Um die fehlenden Bewertungen der Kapitel »1962« und »1963« ein wenig zu kompensieren, habe ich verschiedene Stimmen und Meinungen dazu gesammelt (siehe Anhang). Diese unkommentierten, wörtlichen Zitate aus verschiedenen Publikationen zeigen, dass die politisch-historische Einordnung der Fakultätsschließung konfliktiv war und ist. Die nachfolgenden Kapitel »Epilog« und »Post scriptum« sind wieder original Ciesla & Joachim-Texte. Diese Kapitel, so wie auch die Kurzübersicht zur Geschichte der Lehre in Eberswalde, spannen den Bogen zu unserer heutigen Hochschule und zu dem heutigen Eberswalde.

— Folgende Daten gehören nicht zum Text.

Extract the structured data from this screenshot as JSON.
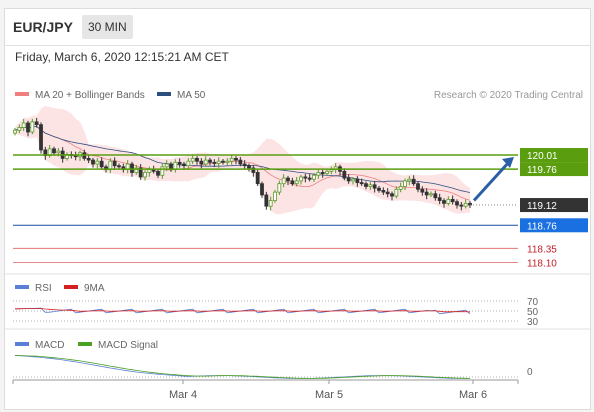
{
  "header": {
    "symbol": "EUR/JPY",
    "interval": "30 MIN",
    "datetime": "Friday, March 6, 2020 12:15:21 AM CET",
    "credit": "Research © 2020 Trading Central"
  },
  "colors": {
    "up": "#5a9a2a",
    "down": "#333333",
    "bollinger": "#f08080",
    "ma50": "#2d4f80",
    "resistance": "#5a9e0f",
    "support": "#1a4fa0",
    "target": "#1a70e0",
    "rsi": "#5b7fd6",
    "rsi_ma": "#d62020",
    "macd": "#5b7fd6",
    "macd_signal": "#4aa020"
  },
  "chart_data": [
    {
      "type": "candlestick",
      "legend": [
        {
          "name": "MA 20 + Bollinger Bands",
          "color": "#f08080"
        },
        {
          "name": "MA 50",
          "color": "#2d4f80"
        }
      ],
      "ylim": [
        118.0,
        120.9
      ],
      "x_ticks": [
        "Mar 4",
        "Mar 5",
        "Mar 6"
      ],
      "levels": {
        "resistance": [
          120.01,
          119.76
        ],
        "current": 119.12,
        "support": 118.76,
        "support_red": [
          118.35,
          118.1
        ]
      },
      "arrow": {
        "from": 119.2,
        "to": 120.01
      },
      "close_series": [
        120.45,
        120.5,
        120.58,
        120.42,
        120.6,
        120.55,
        120.1,
        120.0,
        120.12,
        120.05,
        120.08,
        119.95,
        120.02,
        120.0,
        119.98,
        120.05,
        119.95,
        119.92,
        119.85,
        119.9,
        119.8,
        119.75,
        119.9,
        119.82,
        119.8,
        119.75,
        119.85,
        119.7,
        119.78,
        119.62,
        119.7,
        119.75,
        119.72,
        119.65,
        119.8,
        119.85,
        119.75,
        119.88,
        119.85,
        119.82,
        119.9,
        119.95,
        119.9,
        119.85,
        119.92,
        119.88,
        119.86,
        119.9,
        119.88,
        119.9,
        119.95,
        119.92,
        119.85,
        119.82,
        119.78,
        119.7,
        119.5,
        119.3,
        119.1,
        119.2,
        119.35,
        119.5,
        119.6,
        119.55,
        119.5,
        119.55,
        119.62,
        119.6,
        119.58,
        119.65,
        119.7,
        119.68,
        119.72,
        119.75,
        119.8,
        119.72,
        119.6,
        119.55,
        119.58,
        119.52,
        119.5,
        119.45,
        119.48,
        119.42,
        119.38,
        119.35,
        119.32,
        119.28,
        119.4,
        119.45,
        119.55,
        119.58,
        119.5,
        119.4,
        119.35,
        119.3,
        119.32,
        119.25,
        119.2,
        119.15,
        119.22,
        119.18,
        119.12,
        119.1,
        119.15,
        119.12
      ]
    },
    {
      "type": "line",
      "legend": [
        {
          "name": "RSI",
          "color": "#5b7fd6"
        },
        {
          "name": "9MA",
          "color": "#d62020"
        }
      ],
      "levels": [
        70,
        50,
        30
      ],
      "ylim": [
        20,
        80
      ]
    },
    {
      "type": "line",
      "legend": [
        {
          "name": "MACD",
          "color": "#5b7fd6"
        },
        {
          "name": "MACD Signal",
          "color": "#4aa020"
        }
      ],
      "levels": [
        0
      ]
    }
  ]
}
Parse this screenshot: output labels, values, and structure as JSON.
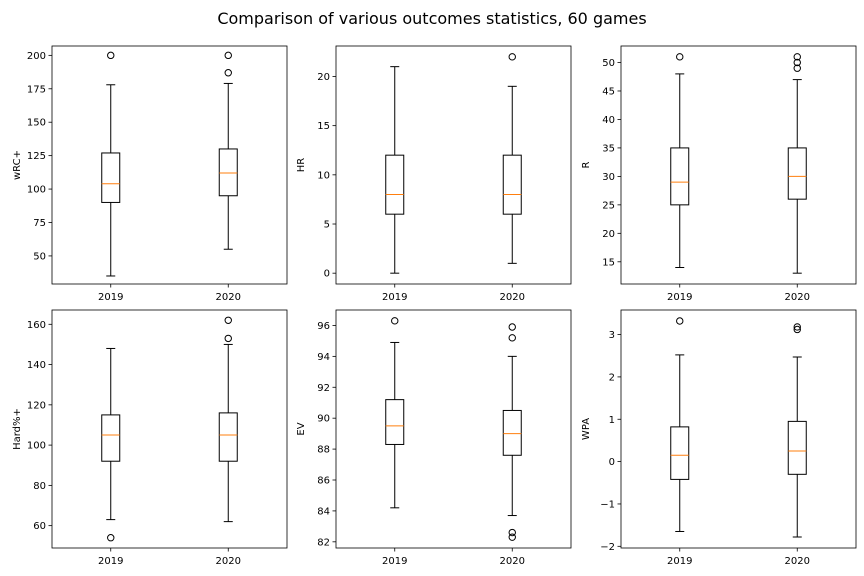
{
  "figure": {
    "suptitle": "Comparison of various outcomes statistics, 60 games"
  },
  "colors": {
    "median": "#ff7f0e",
    "box": "#000000",
    "background": "#ffffff"
  },
  "chart_data": [
    {
      "type": "box",
      "ylabel": "wRC+",
      "categories": [
        "2019",
        "2020"
      ],
      "ylim": [
        29,
        207
      ],
      "yticks": [
        50,
        75,
        100,
        125,
        150,
        175,
        200
      ],
      "boxes": [
        {
          "name": "2019",
          "whisker_low": 35,
          "q1": 90,
          "median": 104,
          "q3": 127,
          "whisker_high": 178,
          "fliers": [
            200
          ]
        },
        {
          "name": "2020",
          "whisker_low": 55,
          "q1": 95,
          "median": 112,
          "q3": 130,
          "whisker_high": 179,
          "fliers": [
            187,
            200
          ]
        }
      ]
    },
    {
      "type": "box",
      "ylabel": "HR",
      "categories": [
        "2019",
        "2020"
      ],
      "ylim": [
        -1.1,
        23.1
      ],
      "yticks": [
        0,
        5,
        10,
        15,
        20
      ],
      "boxes": [
        {
          "name": "2019",
          "whisker_low": 0,
          "q1": 6,
          "median": 8,
          "q3": 12,
          "whisker_high": 21,
          "fliers": []
        },
        {
          "name": "2020",
          "whisker_low": 1,
          "q1": 6,
          "median": 8,
          "q3": 12,
          "whisker_high": 19,
          "fliers": [
            22
          ]
        }
      ]
    },
    {
      "type": "box",
      "ylabel": "R",
      "categories": [
        "2019",
        "2020"
      ],
      "ylim": [
        11.1,
        52.9
      ],
      "yticks": [
        15,
        20,
        25,
        30,
        35,
        40,
        45,
        50
      ],
      "boxes": [
        {
          "name": "2019",
          "whisker_low": 14,
          "q1": 25,
          "median": 29,
          "q3": 35,
          "whisker_high": 48,
          "fliers": [
            51
          ]
        },
        {
          "name": "2020",
          "whisker_low": 13,
          "q1": 26,
          "median": 30,
          "q3": 35,
          "whisker_high": 47,
          "fliers": [
            49,
            50,
            51
          ]
        }
      ]
    },
    {
      "type": "box",
      "ylabel": "Hard%+",
      "categories": [
        "2019",
        "2020"
      ],
      "ylim": [
        48.9,
        167.1
      ],
      "yticks": [
        60,
        80,
        100,
        120,
        140,
        160
      ],
      "boxes": [
        {
          "name": "2019",
          "whisker_low": 63,
          "q1": 92,
          "median": 105,
          "q3": 115,
          "whisker_high": 148,
          "fliers": [
            54
          ]
        },
        {
          "name": "2020",
          "whisker_low": 62,
          "q1": 92,
          "median": 105,
          "q3": 116,
          "whisker_high": 150,
          "fliers": [
            153,
            162
          ]
        }
      ]
    },
    {
      "type": "box",
      "ylabel": "EV",
      "categories": [
        "2019",
        "2020"
      ],
      "ylim": [
        81.6,
        97.0
      ],
      "yticks": [
        82,
        84,
        86,
        88,
        90,
        92,
        94,
        96
      ],
      "boxes": [
        {
          "name": "2019",
          "whisker_low": 84.2,
          "q1": 88.3,
          "median": 89.5,
          "q3": 91.2,
          "whisker_high": 94.9,
          "fliers": [
            96.3
          ]
        },
        {
          "name": "2020",
          "whisker_low": 83.7,
          "q1": 87.6,
          "median": 89.0,
          "q3": 90.5,
          "whisker_high": 94.0,
          "fliers": [
            82.3,
            82.6,
            95.2,
            95.9
          ]
        }
      ]
    },
    {
      "type": "box",
      "ylabel": "WPA",
      "categories": [
        "2019",
        "2020"
      ],
      "ylim": [
        -2.04,
        3.58
      ],
      "yticks": [
        -2,
        -1,
        0,
        1,
        2,
        3
      ],
      "yticklabels": [
        "−2",
        "−1",
        "0",
        "1",
        "2",
        "3"
      ],
      "boxes": [
        {
          "name": "2019",
          "whisker_low": -1.65,
          "q1": -0.42,
          "median": 0.15,
          "q3": 0.82,
          "whisker_high": 2.52,
          "fliers": [
            3.32
          ]
        },
        {
          "name": "2020",
          "whisker_low": -1.78,
          "q1": -0.3,
          "median": 0.25,
          "q3": 0.95,
          "whisker_high": 2.47,
          "fliers": [
            3.12,
            3.18
          ]
        }
      ]
    }
  ]
}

Die Illustrierung des Buches wurde abgesehen von dem Deckblatt völlig neu konzipiert. Die Abbildungen über den jeweiligen Kapitelüberschriften wurden hauptsächlich als Passagenbilder bzw. Stills aus dem beigelegten Film entnommen und, soweit es möglich ist, den ungefähren Zeiträumen zugeordnet. Da in dem beigelegten Film viele Aspekte noch nicht bekannt waren oder nicht illustriert wurden, haben einige Filmstills notgedrungen eher atmosphärischen Charakter und keinen direkten Bezug zu den jeweiligen Kapitelinhalten. Die Abbildungen innerhalb der Textbausteine stammen aus dem Historischen Fundus der HNEE-Bibliothek, aus dem Archiv des Landeskompetenzzentrums Forst Eberswalde (LFE), dem Kreisarchiv Barnim, dem Eberswalder Stadtmuseum, dem Bundesarchiv-Bildarchiv und aus dem Nachlass von Burghard Ciesla. Einige weitere stammen von Zeitzeugen und ehemaligen Studierenden, die Herrn Ciesla ihre Fotoalben zur Verfügung stellten. Bei der Zuordnung der Personen und Situationen waren mir Frau Höhne (LFE), Frau Beutel (HNEE) und die in der Danksagung erwähnten Zeitzeugen eine riesige Hilfe. Die Kontakte mit den älteren Zeitzeugen waren durch die Coronakrise bedingt meist nur telefonisch und per Brief oder Email möglich, ansonsten waren einzelne Treffen in den Archiven erlaubt. Die Auswahl der Abbildungen erfolgte in Absprache mit dem Verlag. Die Zuordnungen der Abbildungen zu den Textblöcken und alle Abbildungsunterschriften sind von mir. Der Großteil dieses Buches jedoch, all die langen Kapitel von 1945 bis 1963, aber auch »Prolog« und »Epilog« sind original von Burghard Ciesla & Hans-Friedrich Joachim verfasst worden. Somit wurde versucht, den beiden verstorbenen Autoren gerecht zu werden. Von den Angehörigen weiß ich,
dass sie sich darüber wohl gefreut hätten. Nicht so sehr amüsiert hätten sie sich vielleicht über die Änderung des Titels. Mir schienen die alten Titelvorschläge6 nicht sehr aussagekräftig, weshalb ich als neuen Titel »Akademischer Kahlschlag« vorgeschlagen habe. Damit ist nicht nur ein deutlicher Bezug zur Forstwirtschaft und der Eberswalder Akademie sowie zu dem abrupten und drastischen Eingriff in die Hochschullandschaft der DDR ausgedrückt, sondern – um in der Analogie zu bleiben – auch das Neue, was daraus enstanden ist. Denn auf der Kahlschlagsfläche ist nach der friedlichen Revolution, nach der Wende und der Wiedervereinigung etwas Neues gewachsen, eine Verjüngung, eine moderne, aber an der Tradition der Nachhaltigkeit orientierte Hochschule – die Hochschule für nachhaltige Entwicklung Eberswalde.